Slashdot Mirror


Google Crawls The Deep Web

mikkl666 writes "In their official blog, Google announces that they are experimenting with technologies to index the Deep Web, i.e. the sites hidden behind forms, in order to be 'the gateway to large volumes of data beyond the normal scope of search engines'. For that purpose, the engine tries to automatically get past the forms: 'For text boxes, our computers automatically choose words from the site that has the form; for select menus, check boxes, and radio buttons on the form, we choose from among the values of the HTML'. Nevertheless, directions like 'nofollow' and 'noindex' are still respected, so sites can still be excluded from this type of search.'"

2 of 197 comments (clear)

  1. directions like 'nofollow' are still respected by frovingslosh · · Score: 5, Informative
    Nevertheless, directions like 'nofollow' and 'noindex' are still respected, so sites can still be excluded from this type of search.

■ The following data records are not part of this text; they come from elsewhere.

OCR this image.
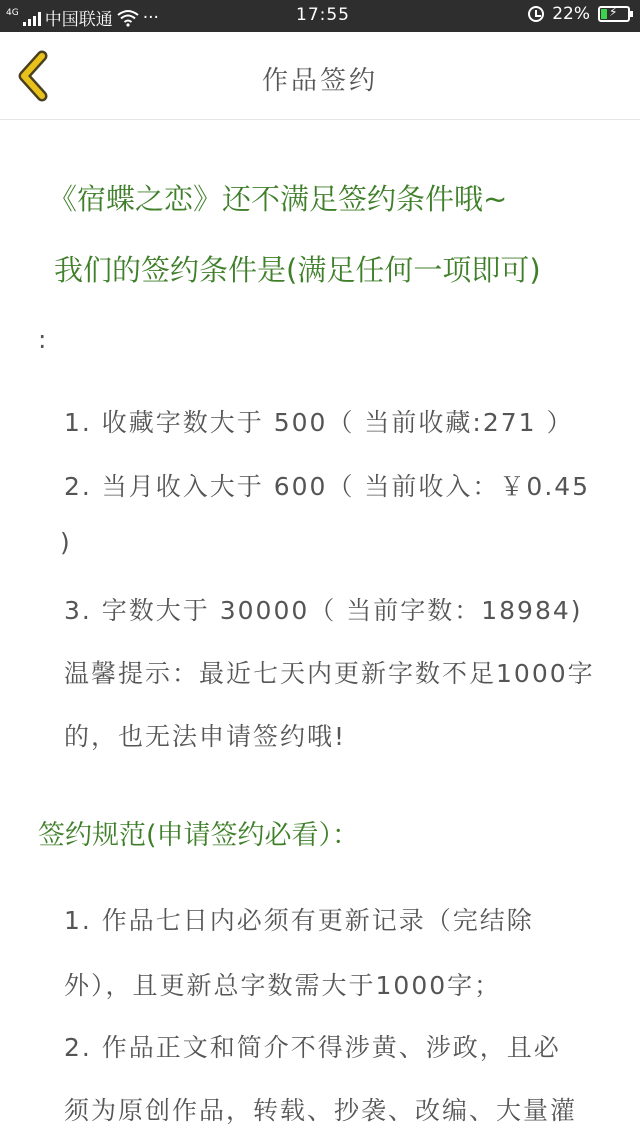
4G 中国联通 ···	17:55	22% ⚡
作品签约
《宿蝶之恋》还不满足签约条件哦~
我们的签约条件是(满足任何一项即可)
:
1. 收藏字数大于 500（ 当前收藏:271 ）
2. 当月收入大于 600（ 当前收入：￥0.45
)
3. 字数大于 30000（ 当前字数：18984)
温馨提示：最近七天内更新字数不足1000字
的，也无法申请签约哦!
签约规范(申请签约必看）：
1. 作品七日内必须有更新记录（完结除
外），且更新总字数需大于1000字；
2. 作品正文和简介不得涉黄、涉政，且必
须为原创作品，转载、抄袭、改编、大量灌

    Maybe they shouldn't be, at least not in all cases. Several years back I had done many Google searches for some information that was very important to me, but never could find anything. Then a few months later (too late to be of use), pretty much by a fortunate combination of factors but with no help from Google, I came across the exact information, on a .GOV website in a publicly filed IPO document. As far as I can tell, our US government aggressively marks websites not to be indexed, even when they contain information that is posted there to be public record. When these nofollow directives are over used by mindless and unaccountable bureaucrats, perhaps someone needs to make the decision that these records should be public and that isn't best served by hiding them deep down a long list of links where they are hard to locate. In cases like this I would applaud any search engine that ignores the "suggestion" not to index public pages just because of an inappropriate tag in the HTML. In fact, if I knew of any search engine that was indexing in spite of this tag, I would switch to them as my first choice search engine in an instant. For starters, I would suggest that any .GOV and any State TLD website should have this tag ignored unless there were darn good reason to do otherwise.

    --
    I'm an American. I love this country and the freedoms that we used to have.
  2. Re:Oops... by Bogtha · · Score: 4, Informative

    This won't post forms of that sort. In the blog post, they say that they are only doing this for GET forms, which are safe to automate as per the HTTP specification.

    This is for things like product catalogue searches where you pick criteria from drop-down boxes. Not so common for run-of-the-mill e-commerce sites, but I've seen a lot on B2B sites.

    --
    Bogtha Bogtha Bogtha